IF you have any old pictures you’d like us to publish please hand them into our office at 27 Stewart Street, Milngavie, or e-mail them as a Jpeg attachment, at least 1 MB size, to firstname.lastname@example.org.
Please include details of where and when the picture was taken, what it shows and your contact phone number. If you have any queires phone the editorial team on 0141 956 3533.
100 YEARS AGO - May 24, 1912
A REPORT by Fred Dittmar, the local government board’s medical inspector, on the epidemic of diptheria in Milngavie which started in the autumn of the previous year and had just eased off, was submitted at a meeting of Milngavie Town Council. This report was presented with another on the general sanitary administration of the burgh and Dr Dittmar’s general conclusions were - the diptheria epidemic was fairly widespread involving as many as 80 cases. It was very mild with a low death rate of 2.5 per cent and mainly among school children and mainly in the infant classes.
THERE were only going to be two performances at Milngavie Picture Palace during the week because the Wednesday evening showings had been discontinued. “A most attractive programme was to be presented”, including The Gringo Mine, The Transformation of Mike, At the Hour of Three, The Mate of the Alden Besse and four others.
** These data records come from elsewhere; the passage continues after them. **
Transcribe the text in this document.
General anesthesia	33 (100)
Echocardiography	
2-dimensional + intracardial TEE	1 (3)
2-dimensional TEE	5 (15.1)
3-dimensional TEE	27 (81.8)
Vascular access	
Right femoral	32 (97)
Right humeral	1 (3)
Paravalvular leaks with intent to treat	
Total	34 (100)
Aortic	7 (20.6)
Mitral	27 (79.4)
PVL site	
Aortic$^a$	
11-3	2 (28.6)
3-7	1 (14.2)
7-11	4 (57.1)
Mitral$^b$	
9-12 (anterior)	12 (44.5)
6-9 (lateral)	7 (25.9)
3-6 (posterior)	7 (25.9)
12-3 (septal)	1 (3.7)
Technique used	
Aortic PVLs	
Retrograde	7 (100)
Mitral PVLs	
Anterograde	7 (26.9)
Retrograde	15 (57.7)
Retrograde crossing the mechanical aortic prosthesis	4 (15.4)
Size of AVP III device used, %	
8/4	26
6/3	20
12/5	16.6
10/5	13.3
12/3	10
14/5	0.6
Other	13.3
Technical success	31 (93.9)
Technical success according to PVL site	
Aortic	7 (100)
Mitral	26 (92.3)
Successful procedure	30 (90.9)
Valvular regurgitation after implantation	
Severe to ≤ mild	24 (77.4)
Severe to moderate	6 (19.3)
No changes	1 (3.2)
75 YEARS AGO - May 22, 1937
A MILNGAVIE lady made a lucky discovery. She bought a tin of peas at a grocer’s shop, and after boiling the tin was preparing to dish up the peas for dinner when a ring fell out on to the plate. After she had cleaned it she discovered it was real gold set with three diamonds.
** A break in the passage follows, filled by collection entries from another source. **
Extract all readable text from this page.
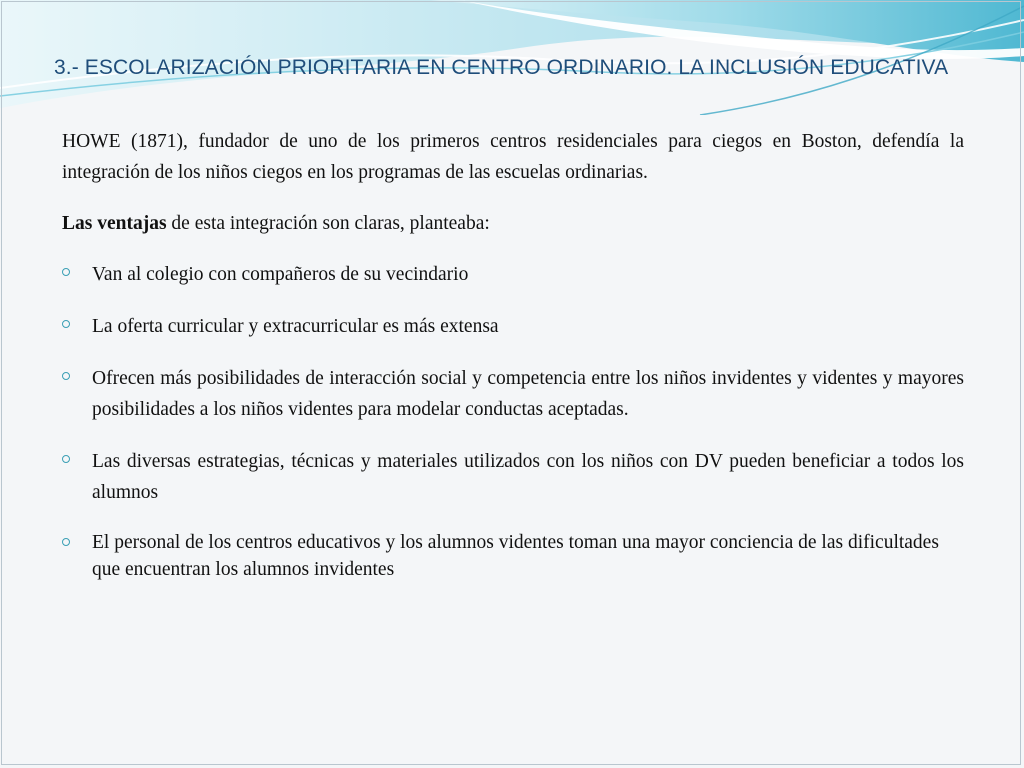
3.- ESCOLARIZACIÓN PRIORITARIA EN CENTRO ORDINARIO. LA INCLUSIÓN EDUCATIVA

HOWE (1871), fundador de uno de los primeros centros residenciales para ciegos en Boston, defendía la integración de los niños ciegos en los programas de las escuelas ordinarias.

Las ventajas de esta integración son claras, planteaba:

Van al colegio con compañeros de su vecindario
La oferta curricular y extracurricular es más extensa
Ofrecen más posibilidades de interacción social y competencia entre los niños invidentes y videntes y mayores posibilidades a los niños videntes para modelar conductas aceptadas.
Las diversas estrategias, técnicas y materiales utilizados con los niños con DV pueden beneficiar a todos los alumnos
El personal de los centros educativos y los alumnos videntes toman una mayor conciencia de las dificultades que encuentran los alumnos invidentes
OVER 50 babies were entered into Milngavie Townswomen’s Guild Baby Show which was held in the British Legion Hall on Saturday to celebrate the Coronation. The judges were Dr Pirrie and Mrs Cathcart, Glasgow, and an interested spectator was Mrs Nodwell, president of the West of Scotland Federation of Townwomen’s Guilds. The premier award (a silver porringer and spoon) for the best baby in the show was awarded to May McCann, 9 Woodlands Street, who was aged one and a half and two years old. Each child, other than the prizewinners, received a gift.
50 YEARS OLD - May 25, 1962
PRINCESS MARGARET, the Countess of Snowdon, and her husband, the Earl of Snowdon, were going to make the first Royal visit to Bearsden on Thursday, May 31. They were expected to enter the Burgh by Switchback Road via Macfarlane Road and Milngavie Road and arrive at the new Municipal Buildings at about 10.15am. Members of the public were going to be admitted to the grounds on the Boclair Road side of the north carriageway of the buildings. School children were going to be in allocated places in the grounds of Hillfoot Residential School and lining the route in Milngavie Road.
THELMA MacDONALD, centre organiser of the Womens Voluntary Service, appealed to people in Milngavie and district to donate their outgrown and slightly worn clothing. All garments would be sent to the Western Division clothing store to be distributed to relieve hardship arising from illness or other causes. Oddments of knitting wool were also being gratefully accepted.
25 YEARS AGO - May 22, 1987
THE district council was going to employ professionals to advise them on the best marketing strategy for the lucractive Gavin’s Mill site in Milngavie. Doctors at Ashfield Road surgery had written to the planning committee to tell them they were interested in creating a new purpose-built surgery complex on the site. The planners agreed that the doctors needed more space and thought the health centre would be a good way of encouraging people to the site and integrating it with the shopping precinct.
WESTERTON Garden Suburb was going to be declared a conservation area. The planning committee agreed a recommendation from Councillor Joan Cameron at a meeting to put the plans in motion. She was responding to a report from the chief planning officer Mr Hemfrey which stated that Westerton was almost certainly of ‘outstanding’ quality and should be designated a conservation area.
10 YEARS AGO - May 24, 2002
THE Millennium grandstand at Burnbrae was declared a fire risk, sparking a potential cash crisis for Bearsden and Milngavie Highland Games. West of Scotland Rugby Club feared that the 500 seat structure had become unsafe because of alleged ‘deteriorating and incomplete fire protection’. The Games committee faced a cash flow crisis because it had to pay more than £1,000 to rent office space and toilets while it couldn’t get access to the stand’s facilities.
THE council made a commitment to spend over £18million over the next three years to bring East Dunbartonshire’s crumbling roads up to standard. The development and environment committee agreed the spending plan after claiming it was spending £23,500 a day on road repairs. Sidney Thom of Killermont Road, Bearsden, said: “The spending is long overdue. Everyone in this area is appalled by the state of the roads.”